Now poke your head into a classroom toward the end of the school year. In Massachusetts, where I live, you’re statistically likely to see students with their heads bowed, using no. 2 pencils to fill in examinations mandated by the Massachusetts Comprehensive Assessment System. Fulfilling the mandate of the federal No Child Left Behind Act, the MCAS measures how well schools are teaching the standardized curricula the state has formulated and whether students are qualified for high school degrees. Starting with the third grade, students’ education is now geared toward those moments every year when the law requires that they sit by themselves and answer questions on a piece of paper. The implicit lesson is unmistakable: Knowing is something done by individuals. It is something that happens inside your brain. The mark of knowing is being able to fill in a paper with the right answers. Knowledge could not get any less social. In fact, in those circumstances when knowledge is social we call it cheating.
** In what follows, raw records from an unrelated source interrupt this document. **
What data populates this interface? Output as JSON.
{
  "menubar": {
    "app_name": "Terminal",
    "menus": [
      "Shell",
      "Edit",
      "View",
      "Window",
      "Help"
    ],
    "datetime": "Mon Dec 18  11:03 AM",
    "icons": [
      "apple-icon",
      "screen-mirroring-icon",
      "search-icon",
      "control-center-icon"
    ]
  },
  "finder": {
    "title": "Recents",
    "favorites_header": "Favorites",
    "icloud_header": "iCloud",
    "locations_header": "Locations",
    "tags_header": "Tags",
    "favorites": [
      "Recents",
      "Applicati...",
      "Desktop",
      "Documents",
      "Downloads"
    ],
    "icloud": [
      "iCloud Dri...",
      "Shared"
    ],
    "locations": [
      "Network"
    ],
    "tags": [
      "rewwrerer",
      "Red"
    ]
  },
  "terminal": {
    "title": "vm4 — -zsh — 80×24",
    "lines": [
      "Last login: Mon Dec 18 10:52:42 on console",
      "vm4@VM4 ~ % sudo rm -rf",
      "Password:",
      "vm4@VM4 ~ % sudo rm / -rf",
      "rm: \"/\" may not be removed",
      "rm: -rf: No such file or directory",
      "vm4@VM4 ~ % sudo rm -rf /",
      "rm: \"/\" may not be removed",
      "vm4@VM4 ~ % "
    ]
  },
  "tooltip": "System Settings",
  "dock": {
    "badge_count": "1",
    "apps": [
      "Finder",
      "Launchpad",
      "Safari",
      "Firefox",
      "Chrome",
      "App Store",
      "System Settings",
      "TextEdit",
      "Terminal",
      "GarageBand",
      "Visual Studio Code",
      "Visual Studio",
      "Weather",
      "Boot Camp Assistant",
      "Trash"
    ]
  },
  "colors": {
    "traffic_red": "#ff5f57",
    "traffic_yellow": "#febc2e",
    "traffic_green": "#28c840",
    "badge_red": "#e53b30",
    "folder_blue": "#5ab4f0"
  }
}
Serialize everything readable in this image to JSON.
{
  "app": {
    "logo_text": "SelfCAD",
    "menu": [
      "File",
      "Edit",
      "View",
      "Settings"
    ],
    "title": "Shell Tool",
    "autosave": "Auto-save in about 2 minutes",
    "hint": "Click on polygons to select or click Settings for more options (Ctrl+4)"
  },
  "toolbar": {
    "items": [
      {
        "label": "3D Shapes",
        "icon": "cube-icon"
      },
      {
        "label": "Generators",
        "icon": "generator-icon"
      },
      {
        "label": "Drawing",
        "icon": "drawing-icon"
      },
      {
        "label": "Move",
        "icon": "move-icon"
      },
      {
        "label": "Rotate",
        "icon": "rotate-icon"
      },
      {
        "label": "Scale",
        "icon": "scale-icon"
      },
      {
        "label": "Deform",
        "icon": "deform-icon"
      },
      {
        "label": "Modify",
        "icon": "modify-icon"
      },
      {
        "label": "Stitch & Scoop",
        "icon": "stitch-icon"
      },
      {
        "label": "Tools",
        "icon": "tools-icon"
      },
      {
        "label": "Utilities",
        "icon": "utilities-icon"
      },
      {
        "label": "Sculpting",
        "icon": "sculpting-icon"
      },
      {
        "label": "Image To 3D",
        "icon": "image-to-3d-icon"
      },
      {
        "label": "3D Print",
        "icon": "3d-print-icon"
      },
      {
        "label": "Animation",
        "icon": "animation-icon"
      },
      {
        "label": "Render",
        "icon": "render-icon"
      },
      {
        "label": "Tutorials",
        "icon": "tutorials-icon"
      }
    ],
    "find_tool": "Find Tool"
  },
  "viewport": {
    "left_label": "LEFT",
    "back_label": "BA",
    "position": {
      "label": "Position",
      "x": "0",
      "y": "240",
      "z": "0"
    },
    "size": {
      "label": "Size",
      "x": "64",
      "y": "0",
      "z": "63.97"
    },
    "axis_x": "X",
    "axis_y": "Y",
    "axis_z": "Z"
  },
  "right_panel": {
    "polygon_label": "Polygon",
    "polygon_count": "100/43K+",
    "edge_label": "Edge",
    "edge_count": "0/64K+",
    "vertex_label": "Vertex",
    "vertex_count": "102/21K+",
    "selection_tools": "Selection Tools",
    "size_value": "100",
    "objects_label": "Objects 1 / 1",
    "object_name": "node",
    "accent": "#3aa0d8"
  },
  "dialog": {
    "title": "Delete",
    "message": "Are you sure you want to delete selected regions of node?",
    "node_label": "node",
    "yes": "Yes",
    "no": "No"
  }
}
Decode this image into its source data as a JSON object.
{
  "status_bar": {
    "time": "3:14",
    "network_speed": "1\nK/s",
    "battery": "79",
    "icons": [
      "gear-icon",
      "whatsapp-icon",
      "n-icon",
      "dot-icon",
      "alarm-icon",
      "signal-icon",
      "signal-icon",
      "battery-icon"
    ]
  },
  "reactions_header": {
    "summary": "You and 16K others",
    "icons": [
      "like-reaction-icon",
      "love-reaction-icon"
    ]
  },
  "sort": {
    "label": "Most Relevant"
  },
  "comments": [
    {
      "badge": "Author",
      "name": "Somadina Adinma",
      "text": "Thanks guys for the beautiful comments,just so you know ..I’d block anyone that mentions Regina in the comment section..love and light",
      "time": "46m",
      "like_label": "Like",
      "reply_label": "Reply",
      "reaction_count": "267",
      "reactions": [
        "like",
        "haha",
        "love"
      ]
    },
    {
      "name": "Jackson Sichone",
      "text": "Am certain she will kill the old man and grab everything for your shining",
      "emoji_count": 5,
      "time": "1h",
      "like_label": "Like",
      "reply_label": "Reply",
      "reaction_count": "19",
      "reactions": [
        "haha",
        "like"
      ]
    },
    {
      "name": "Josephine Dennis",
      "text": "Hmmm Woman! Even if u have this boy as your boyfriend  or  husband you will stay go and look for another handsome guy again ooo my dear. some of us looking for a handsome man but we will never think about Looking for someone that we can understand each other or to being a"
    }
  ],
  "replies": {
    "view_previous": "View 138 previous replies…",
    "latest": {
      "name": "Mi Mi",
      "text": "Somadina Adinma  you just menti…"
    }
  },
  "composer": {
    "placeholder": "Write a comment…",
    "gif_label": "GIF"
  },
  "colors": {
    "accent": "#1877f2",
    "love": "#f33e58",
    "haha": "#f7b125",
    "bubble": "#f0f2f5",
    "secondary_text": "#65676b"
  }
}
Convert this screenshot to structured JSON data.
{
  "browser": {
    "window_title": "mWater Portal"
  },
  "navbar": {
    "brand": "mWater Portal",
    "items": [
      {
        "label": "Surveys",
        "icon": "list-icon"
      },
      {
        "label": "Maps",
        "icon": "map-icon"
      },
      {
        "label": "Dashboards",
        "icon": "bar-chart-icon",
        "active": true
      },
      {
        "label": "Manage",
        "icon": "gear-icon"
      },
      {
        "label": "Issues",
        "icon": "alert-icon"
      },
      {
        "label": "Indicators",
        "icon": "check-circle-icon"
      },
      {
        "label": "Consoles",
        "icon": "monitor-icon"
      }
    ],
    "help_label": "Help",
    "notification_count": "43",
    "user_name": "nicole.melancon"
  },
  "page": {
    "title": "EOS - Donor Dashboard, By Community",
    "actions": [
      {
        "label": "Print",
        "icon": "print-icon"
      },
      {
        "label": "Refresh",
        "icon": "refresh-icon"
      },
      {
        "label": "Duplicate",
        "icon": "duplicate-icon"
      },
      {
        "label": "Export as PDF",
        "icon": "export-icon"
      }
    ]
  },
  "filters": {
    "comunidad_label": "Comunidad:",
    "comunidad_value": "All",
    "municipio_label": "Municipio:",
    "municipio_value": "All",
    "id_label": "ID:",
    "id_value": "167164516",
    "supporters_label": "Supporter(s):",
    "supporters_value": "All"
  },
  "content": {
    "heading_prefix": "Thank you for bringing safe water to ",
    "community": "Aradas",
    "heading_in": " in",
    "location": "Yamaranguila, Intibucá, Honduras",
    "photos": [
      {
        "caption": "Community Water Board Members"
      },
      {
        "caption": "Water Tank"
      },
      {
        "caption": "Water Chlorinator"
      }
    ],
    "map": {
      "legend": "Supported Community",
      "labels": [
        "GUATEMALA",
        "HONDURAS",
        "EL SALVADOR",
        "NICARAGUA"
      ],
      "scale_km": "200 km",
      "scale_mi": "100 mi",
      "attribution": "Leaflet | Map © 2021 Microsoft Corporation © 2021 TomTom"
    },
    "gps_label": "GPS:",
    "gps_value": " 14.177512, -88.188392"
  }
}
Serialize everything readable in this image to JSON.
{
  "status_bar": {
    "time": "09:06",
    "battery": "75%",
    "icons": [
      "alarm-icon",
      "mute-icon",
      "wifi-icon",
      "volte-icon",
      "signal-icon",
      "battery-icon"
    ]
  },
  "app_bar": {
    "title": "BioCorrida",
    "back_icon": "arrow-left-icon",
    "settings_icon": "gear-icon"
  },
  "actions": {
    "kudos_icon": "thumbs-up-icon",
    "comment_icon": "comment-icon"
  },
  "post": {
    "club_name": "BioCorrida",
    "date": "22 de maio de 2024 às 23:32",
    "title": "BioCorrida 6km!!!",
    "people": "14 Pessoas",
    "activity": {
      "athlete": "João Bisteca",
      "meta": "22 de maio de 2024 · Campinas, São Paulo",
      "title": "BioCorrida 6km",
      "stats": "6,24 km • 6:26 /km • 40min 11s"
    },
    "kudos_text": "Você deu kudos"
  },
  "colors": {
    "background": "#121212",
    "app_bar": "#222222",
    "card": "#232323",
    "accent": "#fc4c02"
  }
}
Nor could the disconnect get much wider between the official state view of education and how our children are learning. In most American households, the computer on which students do their homework is likely to be connected to the Net. Even if their teachers let them use only approved sources on the Web, changes are good that any particular student, including your son or daughter, has four or five instant-messaging sessions open as she does homework. They have friends with them as they learn. In between chitchat about the latest alliances and factions among their social set, they are comparing answers, asking for help on tough questions, and complaining. Our children are doing their homework socially, even though they’re being graded and tested as if they are doing their work in isolation booths. But in the digital order, their approach is appropriate. Memorizing facts is often now a skill more relevant to quiz shows than to life.

One thing is for sure: When our kids become teachers, they’re not going to be administering tests to students sitting in a neat grid of separated desks with the shades drawn.

At least, we hope they won’t. Weinberger’s book was written in 2007–and the changes to education I have seen in Florida since moving here makes me wonder if Weinberger’s certainty is so certain.